Dead HDD, Or . . . ?

Discussion in 'Mac Basics and Help' started by CartoonChess, Aug 19, 2010.

  1. CartoonChess macrumors member

    Joined:
    Jan 31, 2006
    Location:
    Seoul
    #1
    Hello all,

    I've got a mid-2008 24" iMac with no warranty on it. I installed Snow Leopard back in April or so, and immediately afterward hit a problem of major freezing. The system would hang for 30 seconds at a time, and, left long enough, for 15+ minutes.

    What I found was that this behaviour was reset between reboots. That is, sometimes the problem was gone; other times, I would have to restart repeatedly, hoping for a "good boot."

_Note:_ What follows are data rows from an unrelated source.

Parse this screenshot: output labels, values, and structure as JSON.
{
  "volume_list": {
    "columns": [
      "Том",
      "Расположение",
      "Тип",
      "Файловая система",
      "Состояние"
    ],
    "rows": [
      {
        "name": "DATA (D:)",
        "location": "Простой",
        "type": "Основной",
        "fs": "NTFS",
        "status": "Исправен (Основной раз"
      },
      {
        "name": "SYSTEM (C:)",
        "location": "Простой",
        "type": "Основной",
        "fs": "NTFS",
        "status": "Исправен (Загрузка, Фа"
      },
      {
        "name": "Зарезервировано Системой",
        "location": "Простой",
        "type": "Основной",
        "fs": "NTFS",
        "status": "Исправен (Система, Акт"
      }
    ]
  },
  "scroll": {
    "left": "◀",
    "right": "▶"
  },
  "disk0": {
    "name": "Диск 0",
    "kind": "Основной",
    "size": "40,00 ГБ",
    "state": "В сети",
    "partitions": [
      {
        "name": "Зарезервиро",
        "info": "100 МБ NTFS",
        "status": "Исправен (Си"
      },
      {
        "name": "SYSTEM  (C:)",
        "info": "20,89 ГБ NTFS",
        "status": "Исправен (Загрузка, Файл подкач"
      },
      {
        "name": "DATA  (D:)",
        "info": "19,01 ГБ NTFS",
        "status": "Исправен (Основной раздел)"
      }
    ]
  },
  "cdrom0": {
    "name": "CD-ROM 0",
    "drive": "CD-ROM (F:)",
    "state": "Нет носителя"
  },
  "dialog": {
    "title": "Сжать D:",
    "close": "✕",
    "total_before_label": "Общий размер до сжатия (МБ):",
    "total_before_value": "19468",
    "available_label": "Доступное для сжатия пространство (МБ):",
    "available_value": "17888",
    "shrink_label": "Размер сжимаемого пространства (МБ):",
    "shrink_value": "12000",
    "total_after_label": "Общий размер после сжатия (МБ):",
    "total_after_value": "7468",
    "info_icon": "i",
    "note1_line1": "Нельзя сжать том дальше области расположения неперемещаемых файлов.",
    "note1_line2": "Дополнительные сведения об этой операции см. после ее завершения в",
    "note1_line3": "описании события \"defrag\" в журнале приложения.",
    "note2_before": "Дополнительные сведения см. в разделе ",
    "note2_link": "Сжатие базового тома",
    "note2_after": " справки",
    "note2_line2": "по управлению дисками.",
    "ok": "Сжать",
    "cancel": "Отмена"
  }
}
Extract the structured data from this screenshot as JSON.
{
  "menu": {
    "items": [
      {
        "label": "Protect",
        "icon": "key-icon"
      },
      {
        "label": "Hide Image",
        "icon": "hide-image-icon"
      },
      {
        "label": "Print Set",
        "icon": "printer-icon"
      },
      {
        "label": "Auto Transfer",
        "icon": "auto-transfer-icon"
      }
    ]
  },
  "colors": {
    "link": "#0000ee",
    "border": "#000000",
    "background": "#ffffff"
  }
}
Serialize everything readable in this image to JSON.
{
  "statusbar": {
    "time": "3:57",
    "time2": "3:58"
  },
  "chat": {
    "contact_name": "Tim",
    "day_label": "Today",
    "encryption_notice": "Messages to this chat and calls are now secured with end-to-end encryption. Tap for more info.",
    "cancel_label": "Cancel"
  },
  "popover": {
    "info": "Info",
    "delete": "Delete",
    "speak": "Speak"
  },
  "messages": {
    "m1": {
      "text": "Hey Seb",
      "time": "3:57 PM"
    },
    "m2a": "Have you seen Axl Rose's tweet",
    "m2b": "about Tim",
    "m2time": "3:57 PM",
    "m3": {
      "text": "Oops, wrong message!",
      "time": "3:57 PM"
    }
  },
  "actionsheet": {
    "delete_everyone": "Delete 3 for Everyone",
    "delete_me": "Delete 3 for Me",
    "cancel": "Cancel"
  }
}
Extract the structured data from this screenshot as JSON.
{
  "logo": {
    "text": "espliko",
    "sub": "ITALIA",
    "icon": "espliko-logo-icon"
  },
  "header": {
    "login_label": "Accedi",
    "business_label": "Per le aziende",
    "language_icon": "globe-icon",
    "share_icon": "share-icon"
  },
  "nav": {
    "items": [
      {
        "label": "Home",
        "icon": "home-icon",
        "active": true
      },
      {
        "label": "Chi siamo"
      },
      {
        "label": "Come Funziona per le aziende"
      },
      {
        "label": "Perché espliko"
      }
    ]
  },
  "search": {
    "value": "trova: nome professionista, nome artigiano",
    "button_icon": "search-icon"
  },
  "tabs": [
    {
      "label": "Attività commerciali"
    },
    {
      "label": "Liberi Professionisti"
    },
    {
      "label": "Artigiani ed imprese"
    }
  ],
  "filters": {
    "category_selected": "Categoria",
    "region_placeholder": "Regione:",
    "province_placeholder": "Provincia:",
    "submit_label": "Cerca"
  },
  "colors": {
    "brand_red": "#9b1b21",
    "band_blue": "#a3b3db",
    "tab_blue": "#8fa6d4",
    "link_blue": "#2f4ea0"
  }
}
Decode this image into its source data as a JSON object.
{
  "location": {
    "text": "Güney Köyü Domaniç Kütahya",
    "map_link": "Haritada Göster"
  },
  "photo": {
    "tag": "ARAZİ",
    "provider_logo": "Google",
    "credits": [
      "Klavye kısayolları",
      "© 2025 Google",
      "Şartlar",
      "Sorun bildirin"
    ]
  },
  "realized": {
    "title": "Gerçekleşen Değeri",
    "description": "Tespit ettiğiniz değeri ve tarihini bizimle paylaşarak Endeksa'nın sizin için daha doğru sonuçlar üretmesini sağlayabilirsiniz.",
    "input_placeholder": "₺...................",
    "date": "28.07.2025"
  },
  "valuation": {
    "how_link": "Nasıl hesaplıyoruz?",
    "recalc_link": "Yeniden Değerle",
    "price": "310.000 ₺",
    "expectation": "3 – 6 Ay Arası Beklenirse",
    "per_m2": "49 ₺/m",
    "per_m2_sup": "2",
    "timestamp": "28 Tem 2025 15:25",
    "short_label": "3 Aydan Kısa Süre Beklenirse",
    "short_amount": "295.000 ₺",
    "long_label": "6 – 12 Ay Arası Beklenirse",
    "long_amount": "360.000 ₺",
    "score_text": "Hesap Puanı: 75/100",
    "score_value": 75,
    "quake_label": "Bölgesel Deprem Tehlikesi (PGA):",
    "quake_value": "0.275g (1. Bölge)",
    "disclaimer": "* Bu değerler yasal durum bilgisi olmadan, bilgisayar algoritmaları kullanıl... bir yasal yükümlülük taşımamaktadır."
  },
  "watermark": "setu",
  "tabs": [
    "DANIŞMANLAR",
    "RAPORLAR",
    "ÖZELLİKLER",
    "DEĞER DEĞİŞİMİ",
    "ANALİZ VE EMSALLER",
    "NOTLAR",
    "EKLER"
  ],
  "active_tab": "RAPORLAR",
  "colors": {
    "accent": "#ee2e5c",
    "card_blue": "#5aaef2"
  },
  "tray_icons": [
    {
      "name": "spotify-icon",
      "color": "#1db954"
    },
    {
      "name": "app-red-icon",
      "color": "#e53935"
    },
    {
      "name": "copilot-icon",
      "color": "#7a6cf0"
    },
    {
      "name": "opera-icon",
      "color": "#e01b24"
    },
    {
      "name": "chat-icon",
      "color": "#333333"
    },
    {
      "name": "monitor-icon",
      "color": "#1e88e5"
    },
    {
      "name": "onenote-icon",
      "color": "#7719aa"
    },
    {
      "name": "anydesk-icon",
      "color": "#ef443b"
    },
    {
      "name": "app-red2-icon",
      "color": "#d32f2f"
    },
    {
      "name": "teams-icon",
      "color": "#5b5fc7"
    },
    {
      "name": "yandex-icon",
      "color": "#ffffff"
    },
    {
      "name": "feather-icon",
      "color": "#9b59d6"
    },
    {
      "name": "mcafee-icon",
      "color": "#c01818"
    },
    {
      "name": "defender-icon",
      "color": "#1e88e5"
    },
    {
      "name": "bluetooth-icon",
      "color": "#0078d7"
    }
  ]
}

    In July I found a good boot was hard to find. I was out of town for a month after that. When I returned, there were only bad boots. I tried to update Safari, but "an unexpected error occurred." The next day, the machine chimed on boot, showed the grey Apple plus a progress bar (which never got very far), and turned off. That's all it does now.

    I ran Apple Hardware Test, which found nothing wrong in the quick scan, but gave this error in a full scan:

    Previously I had wondered if the hard drive might've been going, and this seemed to confirm. Daunted by the DIY HD installation instructions (I'm completely hopeless), I called a local authorized Apple repair place, and they said they'd replace the drive with one I purchased.

    I was all set to fork over my money, but I decided to try the machine one more time tonight. I booted from the Leopard DVD and, via Terminal, successfully copied some files from the internal HD to an external via FireWire. The read times were slow, but all of the files made it over. Well, except one--which had an input/output error.

    Uncertain, I ran Disk Utility from the DVD. I tried to repair the HD:

    Then I tried something else: I booted into Windows 7. And guess what? I'm typing this from Windows right now. Everything feels fine on this end. I can launch applications and open and save files from the NTFS partition. I even just watched a video saved to my Mac (HFS+ partition) desktop. I tried opening my Mac user's iTunes Music folder, and Explorer froze for a solid minute and a half. But that folder opened in time, too, and I can listen to the music.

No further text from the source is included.